I’ve known of people who opted for alternative healings when faced with cancer. But opting for alternative healings aren’t always responsible. If you’re simply buying up ‘miraculous’ herbs and passive treatments, you’re just going the same route as opting for modern invasive techniques – i.e. removing the symptoms without addressing the deeper issues behind it. What struck me about my friend was that instead of merely buying hope to get well, her focus has been to work through her deep pains.
Her courage is inspiring. It isn’t easy to opt for this route. When your family and friends are pushing you to go for medical treatments, you have to cope with isolating the people who love you at a time when you need their support the most. It takes a special person to have the utter conviction and steely determination to follow their truth.
She seems happy. She wasn’t happy before the cancer. It shows me that it’s what inside our hearts that matters, regardless of our outer reality. How we respond to what is happening outside of us, our bodies included, determines our happiness. She seems more alive, and in touch with a spiritual truth. All the hard work of addressing her inner conflicts is freeing her, layer by layer, to be her true, magnificent self. She laughs easily, and she has a sense of fun. It’s reflected in her body language – open and accepting.
Acceptance is both the key to healing ourselves and the place to be when we’re healed. A lot of self-destructive behaviours stem from a reluctance to accept what is. When our truth stares at us, do we look at it responsibly or run the other way? Taking stock of what we’ve created in our lives and listening to the truth of our hearts – Is what I’ve created in line with my values or is it making me unhappy? – is the first step in healing, growth and transformation. If there’s a conflict between what is and what we want deep down, where is the block that has created this conflict?

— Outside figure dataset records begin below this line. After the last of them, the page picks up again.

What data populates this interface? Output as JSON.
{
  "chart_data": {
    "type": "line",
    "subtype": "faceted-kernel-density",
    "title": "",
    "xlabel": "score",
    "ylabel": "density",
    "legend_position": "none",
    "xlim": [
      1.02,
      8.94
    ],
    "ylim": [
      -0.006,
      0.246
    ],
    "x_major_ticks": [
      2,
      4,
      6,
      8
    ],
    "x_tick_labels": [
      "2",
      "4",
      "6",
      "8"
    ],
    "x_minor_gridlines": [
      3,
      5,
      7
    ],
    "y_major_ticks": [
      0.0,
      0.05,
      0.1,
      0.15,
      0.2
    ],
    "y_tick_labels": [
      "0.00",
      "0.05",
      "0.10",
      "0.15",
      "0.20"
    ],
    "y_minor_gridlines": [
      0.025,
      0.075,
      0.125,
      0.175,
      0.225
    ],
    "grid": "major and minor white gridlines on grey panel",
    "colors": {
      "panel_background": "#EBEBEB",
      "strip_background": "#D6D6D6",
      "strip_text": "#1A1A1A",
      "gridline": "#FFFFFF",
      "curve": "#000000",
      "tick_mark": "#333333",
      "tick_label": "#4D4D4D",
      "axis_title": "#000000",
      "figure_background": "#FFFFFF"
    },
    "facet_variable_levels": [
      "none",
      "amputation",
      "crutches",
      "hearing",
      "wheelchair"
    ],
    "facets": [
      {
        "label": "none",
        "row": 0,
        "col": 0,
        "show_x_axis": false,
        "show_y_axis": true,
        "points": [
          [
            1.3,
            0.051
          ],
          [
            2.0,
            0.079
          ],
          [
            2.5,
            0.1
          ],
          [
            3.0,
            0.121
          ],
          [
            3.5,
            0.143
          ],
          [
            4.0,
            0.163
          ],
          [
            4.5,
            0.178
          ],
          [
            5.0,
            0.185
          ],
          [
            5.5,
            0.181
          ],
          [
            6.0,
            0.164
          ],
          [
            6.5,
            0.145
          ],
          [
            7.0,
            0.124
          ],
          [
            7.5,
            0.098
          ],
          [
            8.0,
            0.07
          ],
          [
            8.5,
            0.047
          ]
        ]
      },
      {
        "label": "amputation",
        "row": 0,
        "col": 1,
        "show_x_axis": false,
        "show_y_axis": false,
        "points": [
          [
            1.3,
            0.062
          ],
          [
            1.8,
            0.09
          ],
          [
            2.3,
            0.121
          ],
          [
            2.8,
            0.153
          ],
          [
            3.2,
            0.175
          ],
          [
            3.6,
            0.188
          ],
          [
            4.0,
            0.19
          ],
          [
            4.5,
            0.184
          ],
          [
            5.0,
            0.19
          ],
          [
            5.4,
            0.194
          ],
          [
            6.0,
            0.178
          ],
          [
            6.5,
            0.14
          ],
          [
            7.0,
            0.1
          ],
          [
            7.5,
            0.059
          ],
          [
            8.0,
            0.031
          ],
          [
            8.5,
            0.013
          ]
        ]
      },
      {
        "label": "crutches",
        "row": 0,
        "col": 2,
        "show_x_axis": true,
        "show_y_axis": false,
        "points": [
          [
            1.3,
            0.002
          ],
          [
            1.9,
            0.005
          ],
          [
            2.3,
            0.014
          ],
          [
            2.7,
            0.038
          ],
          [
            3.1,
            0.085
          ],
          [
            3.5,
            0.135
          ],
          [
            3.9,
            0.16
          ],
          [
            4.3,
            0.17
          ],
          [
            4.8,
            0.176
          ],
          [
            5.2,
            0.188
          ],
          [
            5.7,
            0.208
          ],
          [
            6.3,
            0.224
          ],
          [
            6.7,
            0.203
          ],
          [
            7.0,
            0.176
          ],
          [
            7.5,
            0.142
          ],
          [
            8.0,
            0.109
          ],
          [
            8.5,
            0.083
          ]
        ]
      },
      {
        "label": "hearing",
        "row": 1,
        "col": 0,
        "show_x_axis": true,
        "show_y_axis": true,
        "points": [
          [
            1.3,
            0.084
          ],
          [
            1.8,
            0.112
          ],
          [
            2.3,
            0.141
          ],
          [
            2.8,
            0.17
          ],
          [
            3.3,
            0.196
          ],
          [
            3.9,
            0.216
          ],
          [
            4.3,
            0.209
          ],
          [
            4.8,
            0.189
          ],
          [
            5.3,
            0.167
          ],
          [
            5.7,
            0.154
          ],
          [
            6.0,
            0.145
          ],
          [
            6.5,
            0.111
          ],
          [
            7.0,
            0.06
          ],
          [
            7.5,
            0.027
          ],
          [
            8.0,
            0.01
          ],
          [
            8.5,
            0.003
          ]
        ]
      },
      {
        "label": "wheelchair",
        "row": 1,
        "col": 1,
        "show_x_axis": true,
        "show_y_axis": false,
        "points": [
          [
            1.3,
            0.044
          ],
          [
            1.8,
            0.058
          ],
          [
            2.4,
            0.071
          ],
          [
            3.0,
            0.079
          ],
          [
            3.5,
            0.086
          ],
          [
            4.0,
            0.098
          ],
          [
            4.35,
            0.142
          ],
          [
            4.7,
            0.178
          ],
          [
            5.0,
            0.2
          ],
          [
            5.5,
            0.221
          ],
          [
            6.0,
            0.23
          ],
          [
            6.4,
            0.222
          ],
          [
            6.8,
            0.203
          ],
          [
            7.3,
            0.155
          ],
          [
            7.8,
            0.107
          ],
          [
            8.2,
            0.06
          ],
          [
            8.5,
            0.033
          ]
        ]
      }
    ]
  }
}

Asking ourselves questions like these can begin to put us back into our place of power where we can then take steps to move towards a life of happiness. Without that acceptance, we would miss being in the right place from where powerful changes can be made.
Acceptance comes from a willingness to be totally present in our bodies. When all our essence is contained in our vessel, that vessel becomes a clear funnel through which our higher consciousness can express itself to give us authentic form.